Por último a OBSOLESCÊNCIA PLANEJADA . Nessa, as novas tecnologias são guardadas, mesmo estando prontas para lançamento, até que a que está no mercado entre em declínio. Quem utiliza muito essa estratégia é a Gillette. Essa é a ação do deixa morrer antes de lançar o novo. Embora o cliente seja favorável a adoção dessa estratégia, ele fica bastante zangado quando a moda sai rápido demais gerando um sentimento de frustração.

Realmente é necessário utilizar essas estratégias. Porém o cuidado na sua utilização respeitando as condicionantes de tempo, necessidade e concorrência são fundamentais para gerar confiança no cliente. Caso contrário, essa insegurança fará o cliente mudar de marca.

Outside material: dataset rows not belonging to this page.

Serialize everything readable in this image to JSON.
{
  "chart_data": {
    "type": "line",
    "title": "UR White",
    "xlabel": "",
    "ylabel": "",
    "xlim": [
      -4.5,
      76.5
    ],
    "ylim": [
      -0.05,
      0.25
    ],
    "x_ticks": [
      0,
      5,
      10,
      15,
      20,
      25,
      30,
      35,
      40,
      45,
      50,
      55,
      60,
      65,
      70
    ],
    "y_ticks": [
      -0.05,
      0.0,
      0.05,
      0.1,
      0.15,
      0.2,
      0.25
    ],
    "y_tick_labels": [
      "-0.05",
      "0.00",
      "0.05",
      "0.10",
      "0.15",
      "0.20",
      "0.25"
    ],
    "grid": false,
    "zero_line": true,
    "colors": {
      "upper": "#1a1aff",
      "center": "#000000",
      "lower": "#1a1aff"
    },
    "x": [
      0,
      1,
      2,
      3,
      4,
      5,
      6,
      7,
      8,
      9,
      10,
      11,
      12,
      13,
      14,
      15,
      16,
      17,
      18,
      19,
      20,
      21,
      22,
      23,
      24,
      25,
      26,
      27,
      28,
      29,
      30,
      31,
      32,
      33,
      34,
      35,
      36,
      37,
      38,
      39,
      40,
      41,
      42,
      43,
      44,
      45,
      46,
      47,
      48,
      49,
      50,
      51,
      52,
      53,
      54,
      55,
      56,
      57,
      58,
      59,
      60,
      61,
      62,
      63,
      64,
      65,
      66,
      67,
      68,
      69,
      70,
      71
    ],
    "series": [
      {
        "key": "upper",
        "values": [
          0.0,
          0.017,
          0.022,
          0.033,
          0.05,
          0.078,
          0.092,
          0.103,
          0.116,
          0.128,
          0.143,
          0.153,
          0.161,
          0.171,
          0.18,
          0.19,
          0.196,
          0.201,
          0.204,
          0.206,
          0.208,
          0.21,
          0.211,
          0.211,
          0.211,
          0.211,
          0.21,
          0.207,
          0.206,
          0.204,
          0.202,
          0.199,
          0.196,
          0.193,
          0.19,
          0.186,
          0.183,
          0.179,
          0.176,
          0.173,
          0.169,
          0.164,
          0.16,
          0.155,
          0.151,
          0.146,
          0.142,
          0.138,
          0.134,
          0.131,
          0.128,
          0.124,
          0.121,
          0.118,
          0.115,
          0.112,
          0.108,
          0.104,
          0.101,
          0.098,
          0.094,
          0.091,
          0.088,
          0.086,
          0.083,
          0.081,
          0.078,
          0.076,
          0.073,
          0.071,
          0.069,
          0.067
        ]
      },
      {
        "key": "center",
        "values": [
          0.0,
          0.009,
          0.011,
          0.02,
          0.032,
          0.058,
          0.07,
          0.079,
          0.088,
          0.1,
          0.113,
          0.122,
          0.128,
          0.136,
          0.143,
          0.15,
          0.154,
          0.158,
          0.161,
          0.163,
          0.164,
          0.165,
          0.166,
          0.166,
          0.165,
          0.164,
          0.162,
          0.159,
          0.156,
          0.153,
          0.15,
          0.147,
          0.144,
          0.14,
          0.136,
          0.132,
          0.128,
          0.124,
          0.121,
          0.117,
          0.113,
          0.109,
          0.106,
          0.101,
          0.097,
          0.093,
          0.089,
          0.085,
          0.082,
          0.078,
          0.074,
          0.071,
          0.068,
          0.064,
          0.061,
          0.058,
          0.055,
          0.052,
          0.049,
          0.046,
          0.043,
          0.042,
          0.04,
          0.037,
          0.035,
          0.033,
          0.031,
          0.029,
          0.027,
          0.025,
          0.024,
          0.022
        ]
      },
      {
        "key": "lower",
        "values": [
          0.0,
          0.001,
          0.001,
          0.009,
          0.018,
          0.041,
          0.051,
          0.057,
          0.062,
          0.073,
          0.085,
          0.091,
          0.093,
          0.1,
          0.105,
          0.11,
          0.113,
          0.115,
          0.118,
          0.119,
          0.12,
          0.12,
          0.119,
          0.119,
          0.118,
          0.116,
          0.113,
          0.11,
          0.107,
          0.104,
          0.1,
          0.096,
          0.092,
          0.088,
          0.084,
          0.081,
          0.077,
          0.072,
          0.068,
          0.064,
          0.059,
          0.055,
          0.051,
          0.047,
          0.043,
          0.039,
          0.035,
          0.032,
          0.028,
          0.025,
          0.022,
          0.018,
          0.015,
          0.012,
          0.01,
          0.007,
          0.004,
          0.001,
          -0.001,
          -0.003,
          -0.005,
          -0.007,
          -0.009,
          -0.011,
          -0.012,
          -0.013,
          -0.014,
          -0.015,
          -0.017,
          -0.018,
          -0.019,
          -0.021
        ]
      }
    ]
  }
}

Recomendo sempre que for utilizar-se de cada uma dessas ações que analise bem a curva de crescimento. Ela lhe dará sinais de mudança e quando esses sinais são respeitados haverá nítida satisfação no cliente. Um misto de analisar o comportamento do produto e ver se ainda pode melhorar sem ter que matar e ouvir o cliente através de pesquisa é uma fórmula base para tomar sérias decisões com o máximo de segurança.

Fique atendo, pois tudo tem prazo de validade, inclusive esse artigo. Daqui a uma semana ele sairá da primeira página.